My new column is online and in issue of TIME with the scary-looking banker on the cover. It’s part of a “Why Main Street Hates Wall Street” package that includes Allan Sloan’s take on “What’s Still Wrong With Wall Street” and Steve Gandel’s “Meet Ken Feinberg.” My contribution is mainly a summing up of the recent research of NYU finance prof Thomas Philippon, who has been trying to come up with answers to such important questions as How can we tell if the financial sector is too big? and How can we tell if Wall Streeters are overpaid? He doesn’t have a definitive answer to the first, and he and UVa’s Ariell Reshef have determined that financial sector workers are 30% to 50% overpaid. So there you go.
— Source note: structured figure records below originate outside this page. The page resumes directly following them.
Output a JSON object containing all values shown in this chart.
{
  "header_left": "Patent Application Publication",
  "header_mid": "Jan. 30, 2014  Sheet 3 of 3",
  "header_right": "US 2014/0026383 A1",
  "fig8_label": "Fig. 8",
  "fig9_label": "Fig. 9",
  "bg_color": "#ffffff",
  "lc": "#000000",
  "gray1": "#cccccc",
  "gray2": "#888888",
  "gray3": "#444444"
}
This last tidbit ties in to an interesting BusinessWeek.com story from a couple of days ago. It told of a new study (pdf) which found that, contra Steve Fussell, there’s no shortage of qualified science and engineering graduates in the U.S. It’s just that many them would rather go work on Wall Street (or at McKinsey) than at a pharmaceutical company or a tech startup. Because, you know, they’ll get paid 30% to 50% more there.
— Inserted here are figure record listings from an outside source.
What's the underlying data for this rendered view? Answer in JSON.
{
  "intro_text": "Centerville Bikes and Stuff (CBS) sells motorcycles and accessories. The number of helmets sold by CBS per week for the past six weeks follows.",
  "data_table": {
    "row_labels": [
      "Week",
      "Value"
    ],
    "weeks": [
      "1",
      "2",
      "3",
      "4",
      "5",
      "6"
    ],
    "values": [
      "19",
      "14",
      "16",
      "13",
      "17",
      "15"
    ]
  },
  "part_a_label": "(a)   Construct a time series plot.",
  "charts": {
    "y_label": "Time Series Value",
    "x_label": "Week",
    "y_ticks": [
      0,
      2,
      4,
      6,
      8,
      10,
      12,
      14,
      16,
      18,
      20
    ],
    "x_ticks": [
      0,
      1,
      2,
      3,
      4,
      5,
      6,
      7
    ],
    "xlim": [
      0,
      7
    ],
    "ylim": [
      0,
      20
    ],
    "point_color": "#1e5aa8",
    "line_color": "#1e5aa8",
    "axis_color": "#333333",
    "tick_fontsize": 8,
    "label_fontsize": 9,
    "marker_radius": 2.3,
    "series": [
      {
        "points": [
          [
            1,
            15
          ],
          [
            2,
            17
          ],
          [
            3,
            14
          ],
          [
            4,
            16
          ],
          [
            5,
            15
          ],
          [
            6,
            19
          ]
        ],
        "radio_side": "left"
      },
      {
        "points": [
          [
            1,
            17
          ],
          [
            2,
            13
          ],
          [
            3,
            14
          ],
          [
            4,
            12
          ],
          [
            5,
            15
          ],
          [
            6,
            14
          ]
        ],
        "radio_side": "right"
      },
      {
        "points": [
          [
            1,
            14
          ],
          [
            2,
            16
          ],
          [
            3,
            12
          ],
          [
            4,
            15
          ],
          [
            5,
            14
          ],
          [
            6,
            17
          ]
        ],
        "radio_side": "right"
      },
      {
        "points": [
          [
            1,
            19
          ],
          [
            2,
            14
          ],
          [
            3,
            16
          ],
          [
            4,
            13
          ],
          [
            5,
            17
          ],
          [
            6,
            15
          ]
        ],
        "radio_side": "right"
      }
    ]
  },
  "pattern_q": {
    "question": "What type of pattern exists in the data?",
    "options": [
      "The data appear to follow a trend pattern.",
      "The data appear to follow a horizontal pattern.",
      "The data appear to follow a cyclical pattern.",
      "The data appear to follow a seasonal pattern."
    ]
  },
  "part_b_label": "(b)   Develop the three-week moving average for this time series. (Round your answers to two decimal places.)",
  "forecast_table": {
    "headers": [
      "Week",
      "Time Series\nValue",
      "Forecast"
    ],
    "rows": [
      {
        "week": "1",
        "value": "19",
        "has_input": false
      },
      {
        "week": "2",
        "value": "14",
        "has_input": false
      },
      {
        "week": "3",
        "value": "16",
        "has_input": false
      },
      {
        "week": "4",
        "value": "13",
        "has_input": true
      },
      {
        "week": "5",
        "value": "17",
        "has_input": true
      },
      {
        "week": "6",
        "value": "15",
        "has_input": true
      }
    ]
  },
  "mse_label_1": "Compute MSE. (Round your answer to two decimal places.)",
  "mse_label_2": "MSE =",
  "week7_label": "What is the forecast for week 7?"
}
Philippon has written excellent jargon-lite versions of his research here and here. His work was also the subject of a Krugman column in April, a Lahart column in April, and a Surowiecki column in May. In June, Planet Money did a highly entertaining episode with Reshef on the whole Wall-Streeters-are-overpaid thing. (This column is part of my ongoing crusade to take the “new” out of newsmagazine.)
Update: As my sister notes in the comments, Floyd Norris has a column on the topic, and as tc125231 notes, so does Steve Pearlstein. Also, James Kwak offers a helpful Cliff’s Notes version of Philippon and Reshef on financial-sector pay.